Pressetext TAH 17.10.2016

Erneut ein Konzert der Extraklasse im Holzmindener Jazz-Club


Holzminden(r). Nach zwei Klaviertrios zum Festival präsentierte sich am Donnerstag, 13.Oktober das Frank Muschalle Trio im Holzmindener Jazzbahnhof zum Monatskonzert, und unterschiedlicher konnten alle drei
Bands nicht sein, jede Formation für sich ein Hochgenuß.
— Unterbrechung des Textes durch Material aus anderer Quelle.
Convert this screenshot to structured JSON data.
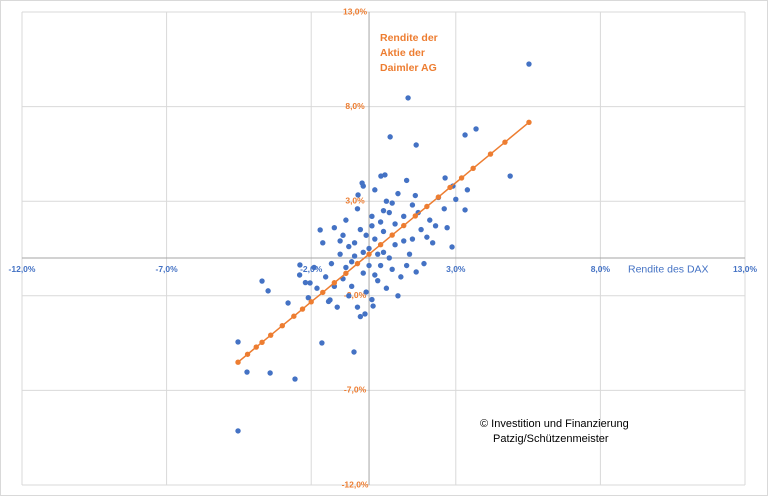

Versprochen waren Blues und Boogie, ergänzt wurden Jazzstandards, Schnulze und Swing. Fulminant war der Auftakt mit Boogie-Woogie Raketen, bei denen man glauben konnte, der Pianist Frank Muschalle habe 20 Finger. Zunächst die Melodie, schon akrobatisch genug, dann Improvisationen über viele Chorusse, immer noch mit Steigerungen versehen. Das zahlreiche Publikum wurde förmlich mitgerissen, rhythmisches Klatschen und Mitsingen war spontan und die Füße blieben eh nicht still. Über den Jazztitel The Sheik of Araby gestaltete Dirk Engelmeyer ein wunderschönes Schlagzeug-Solo, nachdem er ansonsten die Band mit seinem unvergleichlichen Drive führte. Doch damit nicht genug, zu der angesagten Schnulze "Cindy Lou" verließ er seine Schießbude, um durch das Publikum schlendernd die dazugehörige Story singend zu Gehör zu bringen, das phantastische Publikum tobte. Matthias
Klüter bestach durch seinen unbeirrbaren omnipräsenten Walking Kontrabass, aber bei dem "Blues for the Night*OWL*s" einer Ode an unsere Ostwestfälischen Freunde brach er zu melodiös-rhythmischen Improvisationen aus, die ihresgleichen suchen müssen.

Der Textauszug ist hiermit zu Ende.